Needless to say (but here I am saying it anyway) the last couple of years have been a challenge as I encountered various side affects from the damage to the hypothalamus, to the pituitary gland and all the little things that the pituitary gland does for the rest of your body. My surgery wasn’t the typical removal of a pituitary tumor and I have been asked to Go See Doctor Specialist For That Doohickey tumor a few more times since I continue to have problems arise. 

A full understanding of this battle would be difficult to explain without you being in my shoes to fully comprehend what all transpires when your pituitary gland, the master gland of your entire endocrine system, doesn’t produce what your body needs daily.  I know that many of you can understand and relate to this, especially if you have or had health issues that limit your quality of life, but even I don’t fully understand everything that is happening to me right now. I just know that I’m blessed beyond what I can see in-front of me. Blessings are all around me and at every hour of the day, I’m reminded that this too shall pass. Others are worse off then I, others count far fewer blessings each day then I. I’m truly blessed by my friends, my family and my God. 

DAILY ROUTINE

Manual replacement of hormones that my pituitary gland no longer produces. This means thyroid hormones, testosterone, injections for diabetes (side affect from not getting the right hormones to the pancreas), amphetamine stimulants, polyneuropathy medications, more eye drops and the occasional pain meds. ugh!  Seriously, I’m not making all this up... there’s more to list here but that would be just silly and sad to list everything.  (The rest of this paragraph has been omitted to keep things upbeat and slightly humorous.)

Even with everything that has ensued from day one, I tend to be extremely positive and normally have a smile on my face 90% of the time. (maybe 80%) The remaining amount time is my Hulk Time. What is my Hulk Time you ask? Let’s just say you don’t want to experience my Hulk Time, you wouldn’t like being around me during my Hulk Time.

“Don't make me angry. You wouldn't like me when I'm angry.” ~ Dr. David Banner

Why am I so positive and upbeat? (on the outside) It's because I find that dwelling on the negatives of this entire situation will only make things worse, make me feel worse and bring others around me down. My life is one that wants to share a smile with everyone, not a frown. This is not to say I don't throw a small pity party every once in a while by myself...sorry, this party is by invitation only and you are not on the list. 

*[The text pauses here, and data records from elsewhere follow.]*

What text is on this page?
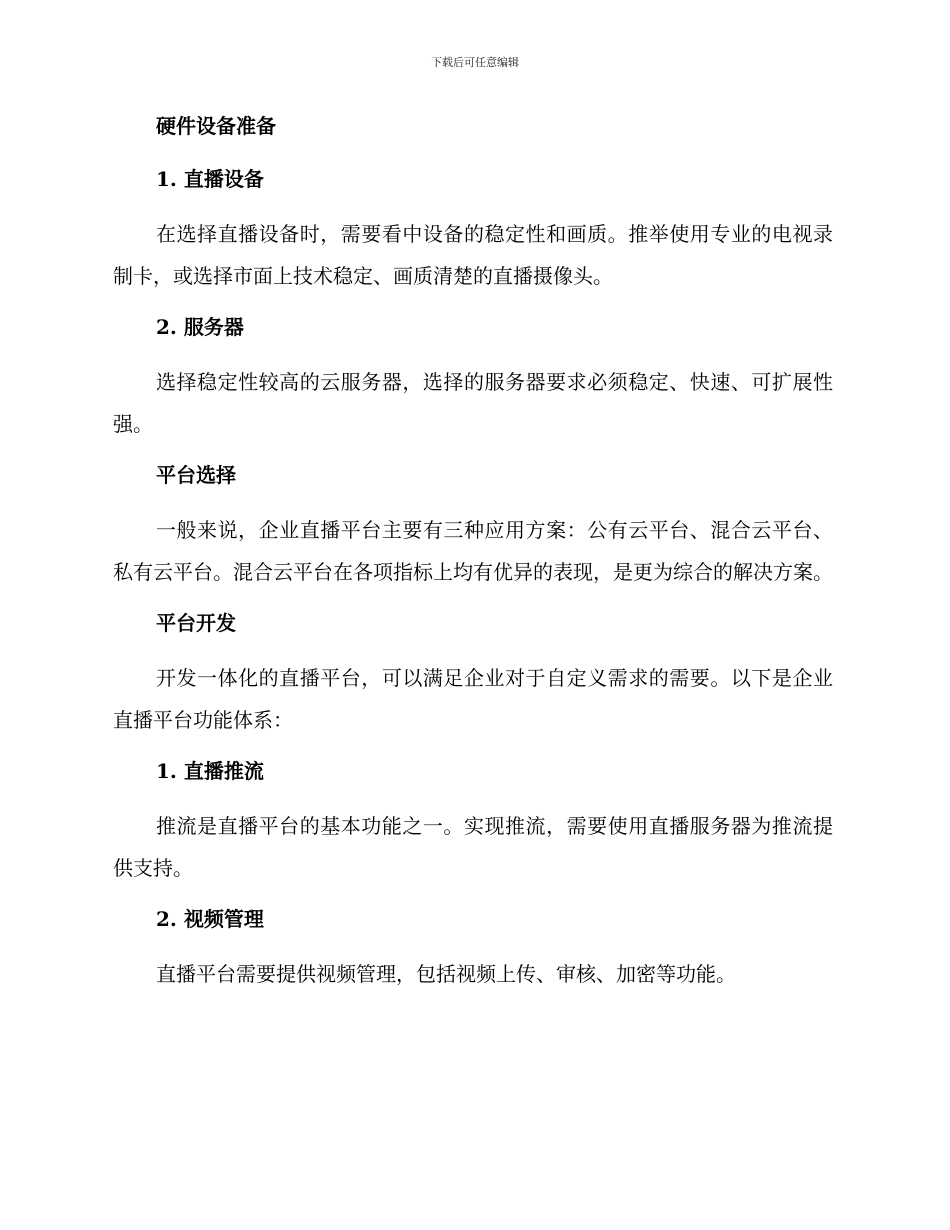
下载后可任意编辑
硬件设备准备
1. 直播设备

在选择直播设备时，需要看中设备的稳定性和画质。推举使用专业的电视录制卡，或选择市面上技术稳定、画质清楚的直播摄像头。

2. 服务器

选择稳定性较高的云服务器，选择的服务器要求必须稳定、快速、可扩展性强。

平台选择

一般来说，企业直播平台主要有三种应用方案：公有云平台、混合云平台、私有云平台。混合云平台在各项指标上均有优异的表现，是更为综合的解决方案。

平台开发

开发一体化的直播平台，可以满足企业对于自定义需求的需要。以下是企业直播平台功能体系：

1. 直播推流

推流是直播平台的基本功能之一。实现推流，需要使用直播服务器为推流提供支持。

2. 视频管理

直播平台需要提供视频管理，包括视频上传、审核、加密等功能。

By the way, I have been told to Go See Doctor Specialist For That Doohickey for this as well and they also said "Go See Doctor Specialist For That Doohickey" so now I'm up to six specialists. 

TRANSITION 

For the most part, we’ve found a balance in the amount of hormones that I take as well as the amount of medications that keep the body functioning as normal as can be. The biggest issue I battle with is one that I don’t talk about much. I think I may have some silly hangups about what people will think or how I would be viewed as a technical thinker, artistic creator or even question my acquired capacity of intelligence. Oh well, I’ll get over it.

So the biggest issue that continues to bothers me is that my cognitive functions have changed after the partial removal of my tumor(s), and not for the better. It’s my thought process and my ability to multi-task that have severely diminished. I’ve gone from being extremely good at advanced technical processes, project management and theoretical analysis of problematic designs to merely attempting to reply to emails without it taking over hour to provide a simple one paragraph resolution plan. Yeah yeah, I’ve heard the replies to this statement of mine in the form of .. “but you can do things at a high level”.. or .. you can still do things I can’t” or I hear the reply of “your simply getting older Vince, things change”. 

Yes, things do change, I’m now 44, I age, I gain and lose wisdom, I need reading glasses and I know that I can function technically on some level, but not at the level I'm accustomed that I had before the surgery. This thought process change is not because of age. It was and is a dramatic change in how I now think, create, work and more. This was like a switch someone turned off in my brain that said... Section closed, no longer in use, please use the detour. It's just that they didn't leave a sign pointing the way over to the new detour for my neurons to follow. This lingering issue about how my brain processes thoughts and channels my creative abilities is the most frustrating for me. Before; I could manage multiple projects at one time and spread my minds resources to keep them all going in the required directions - After; all I can do is one at a time and focusing on that one is a challenge at times. (see memory issues below)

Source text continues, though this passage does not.